Sed question

beppler · February 24, 2009, 2:59pm

I need to replace the numbers with a new string.
How can I give a wildcard for the different # of numbers

sed '/abcdef/s/abcdef=*/abcdef=999999/'<foo>foo1

From: To:
abcdef=1234 abcdef=999999
abcdef=12345 abcdef=999999
abcdef=123456 abcdef=999999
abcdef=1234567 abcdef=999999
abcdef=12345678 abcdef=999999
abcdef=123456789 abcdef=999999
abcdef=1234567890 abcdef=999999

Thanks in advance!!
Brandt

cfajohnson · February 24, 2009, 3:11pm

 
sed '/abcdef/s/abcdef=[0-9]\+/abcdef=999999/' <foo >foo1

beppler · February 24, 2009, 3:22pm

With the single [0-9] I don't pick up any lines. That is why I placed 4 [0-9] in a row, but I don't allways have 4 digits in number it would be unknown..

Thanks

Brandt

cfajohnson · February 24, 2009, 3:35pm

That's why I put \+ after [0-9]; it means one or more of the preceding character.
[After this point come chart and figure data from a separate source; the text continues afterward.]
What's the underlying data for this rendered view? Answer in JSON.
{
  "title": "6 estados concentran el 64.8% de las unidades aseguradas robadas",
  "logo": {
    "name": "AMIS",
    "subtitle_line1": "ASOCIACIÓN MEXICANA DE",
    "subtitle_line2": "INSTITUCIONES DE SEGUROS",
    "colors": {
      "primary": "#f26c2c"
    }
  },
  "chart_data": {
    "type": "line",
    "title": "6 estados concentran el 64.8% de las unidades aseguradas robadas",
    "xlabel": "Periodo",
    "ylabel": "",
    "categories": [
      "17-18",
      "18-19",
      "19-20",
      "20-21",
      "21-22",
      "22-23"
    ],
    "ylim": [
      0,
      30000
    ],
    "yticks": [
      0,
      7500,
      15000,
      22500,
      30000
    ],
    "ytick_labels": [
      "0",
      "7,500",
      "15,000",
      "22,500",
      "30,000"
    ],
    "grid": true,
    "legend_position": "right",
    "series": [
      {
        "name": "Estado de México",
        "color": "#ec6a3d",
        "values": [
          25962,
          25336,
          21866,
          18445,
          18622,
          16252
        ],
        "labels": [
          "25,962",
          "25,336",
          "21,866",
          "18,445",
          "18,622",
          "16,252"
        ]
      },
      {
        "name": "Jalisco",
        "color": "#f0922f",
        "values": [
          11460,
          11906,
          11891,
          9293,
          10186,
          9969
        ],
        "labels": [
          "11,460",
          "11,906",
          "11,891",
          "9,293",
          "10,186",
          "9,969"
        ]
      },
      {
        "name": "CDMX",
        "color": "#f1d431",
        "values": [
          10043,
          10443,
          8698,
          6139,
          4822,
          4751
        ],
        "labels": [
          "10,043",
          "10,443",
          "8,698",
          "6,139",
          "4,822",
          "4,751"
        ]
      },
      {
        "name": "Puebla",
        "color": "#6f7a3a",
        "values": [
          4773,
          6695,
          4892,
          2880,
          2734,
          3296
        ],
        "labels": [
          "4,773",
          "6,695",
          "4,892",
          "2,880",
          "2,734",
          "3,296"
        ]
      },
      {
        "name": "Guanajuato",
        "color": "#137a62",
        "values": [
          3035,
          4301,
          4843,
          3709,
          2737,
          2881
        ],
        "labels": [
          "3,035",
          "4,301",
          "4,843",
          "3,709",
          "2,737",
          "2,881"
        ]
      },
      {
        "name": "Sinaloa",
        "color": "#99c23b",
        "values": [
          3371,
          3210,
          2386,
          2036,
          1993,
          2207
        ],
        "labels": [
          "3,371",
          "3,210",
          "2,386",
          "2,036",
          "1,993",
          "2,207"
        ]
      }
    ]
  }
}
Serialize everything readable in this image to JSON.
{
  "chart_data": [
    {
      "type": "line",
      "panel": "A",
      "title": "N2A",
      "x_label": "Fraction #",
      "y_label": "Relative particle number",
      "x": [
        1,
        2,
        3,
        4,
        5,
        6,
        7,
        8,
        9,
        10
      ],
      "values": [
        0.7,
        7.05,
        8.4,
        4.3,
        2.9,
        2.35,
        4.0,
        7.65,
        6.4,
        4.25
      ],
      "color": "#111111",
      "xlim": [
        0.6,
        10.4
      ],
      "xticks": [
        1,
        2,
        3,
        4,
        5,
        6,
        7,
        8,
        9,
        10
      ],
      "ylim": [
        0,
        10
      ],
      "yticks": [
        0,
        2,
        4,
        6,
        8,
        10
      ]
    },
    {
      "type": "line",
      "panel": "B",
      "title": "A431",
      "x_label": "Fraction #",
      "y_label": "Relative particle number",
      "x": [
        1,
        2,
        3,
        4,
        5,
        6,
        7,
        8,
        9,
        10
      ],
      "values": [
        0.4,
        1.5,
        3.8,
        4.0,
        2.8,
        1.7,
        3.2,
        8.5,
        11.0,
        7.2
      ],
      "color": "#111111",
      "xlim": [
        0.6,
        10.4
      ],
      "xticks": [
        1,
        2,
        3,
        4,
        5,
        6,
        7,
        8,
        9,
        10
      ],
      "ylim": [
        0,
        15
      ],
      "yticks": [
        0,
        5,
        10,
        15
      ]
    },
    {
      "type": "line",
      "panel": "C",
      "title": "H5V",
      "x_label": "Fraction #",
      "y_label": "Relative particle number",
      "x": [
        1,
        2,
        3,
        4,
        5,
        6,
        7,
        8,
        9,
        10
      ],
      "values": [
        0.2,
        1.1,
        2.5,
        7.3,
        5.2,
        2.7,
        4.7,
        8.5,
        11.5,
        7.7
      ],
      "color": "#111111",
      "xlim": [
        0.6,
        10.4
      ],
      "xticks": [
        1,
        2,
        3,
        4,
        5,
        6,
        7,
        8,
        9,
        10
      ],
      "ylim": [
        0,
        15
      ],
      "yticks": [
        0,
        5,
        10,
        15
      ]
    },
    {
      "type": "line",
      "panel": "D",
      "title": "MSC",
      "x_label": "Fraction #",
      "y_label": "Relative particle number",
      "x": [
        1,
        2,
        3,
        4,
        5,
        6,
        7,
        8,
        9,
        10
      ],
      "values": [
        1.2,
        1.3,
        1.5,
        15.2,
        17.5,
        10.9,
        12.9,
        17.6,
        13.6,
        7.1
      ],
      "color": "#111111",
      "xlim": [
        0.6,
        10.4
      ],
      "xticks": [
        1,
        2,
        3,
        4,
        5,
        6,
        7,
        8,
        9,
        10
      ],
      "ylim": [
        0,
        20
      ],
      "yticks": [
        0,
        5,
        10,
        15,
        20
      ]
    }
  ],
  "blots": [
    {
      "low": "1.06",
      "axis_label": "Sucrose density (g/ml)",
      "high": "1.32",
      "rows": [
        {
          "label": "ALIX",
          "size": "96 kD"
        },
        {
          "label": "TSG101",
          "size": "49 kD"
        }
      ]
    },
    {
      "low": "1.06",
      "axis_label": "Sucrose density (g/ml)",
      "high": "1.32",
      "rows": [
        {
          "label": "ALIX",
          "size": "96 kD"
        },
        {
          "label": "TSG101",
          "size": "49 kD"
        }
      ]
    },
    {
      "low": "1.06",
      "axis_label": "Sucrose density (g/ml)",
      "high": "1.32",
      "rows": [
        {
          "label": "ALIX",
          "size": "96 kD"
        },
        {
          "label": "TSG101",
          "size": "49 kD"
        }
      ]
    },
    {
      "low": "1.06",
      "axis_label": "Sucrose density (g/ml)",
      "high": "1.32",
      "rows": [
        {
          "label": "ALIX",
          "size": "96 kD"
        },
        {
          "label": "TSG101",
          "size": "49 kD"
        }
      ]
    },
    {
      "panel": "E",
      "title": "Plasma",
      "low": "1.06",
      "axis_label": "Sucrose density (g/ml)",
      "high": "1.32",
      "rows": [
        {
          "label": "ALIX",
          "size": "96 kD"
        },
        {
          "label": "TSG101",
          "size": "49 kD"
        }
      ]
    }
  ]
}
beppler · February 24, 2009, 3:51pm

That is what I thought it ment but does not seem to work!! Solaris v10

Thanks

cfajohnson · February 24, 2009, 4:04pm

Try it without the backslash.

beppler · February 24, 2009, 4:09pm

no go

ugh!!

cfajohnson · February 24, 2009, 4:17pm

Then use [0-9]* or [0-9][0-9]*.

summer_cherry · February 25, 2009, 11:09pm

echo "abcdef=123456" | sed 's/=[0-9]*$/=999999/'

rikxik · February 26, 2009, 12:02am

Try the longhand for +

$ cat foo
abcdef=
abcdef=1234
abcdef=12345
abcdef=123456
abcdef=1234567
abcdef=12345678
abcdef=123456789
$ sed '/abcdef/s/abcdef=[0-9]\{1,\}/abcdef=999999/' foo
abcdef=
abcdef=999999
abcdef=999999
abcdef=999999
abcdef=999999
abcdef=999999
abcdef=999999

rikxik · February 26, 2009, 12:04am

That will also add 999999 to cases where there is no number after abcdef=

$ echo "abcdef=" |sed 's/=[0-9]*$/=999999/'
abcdef=999999

That may not be desired (or may be...).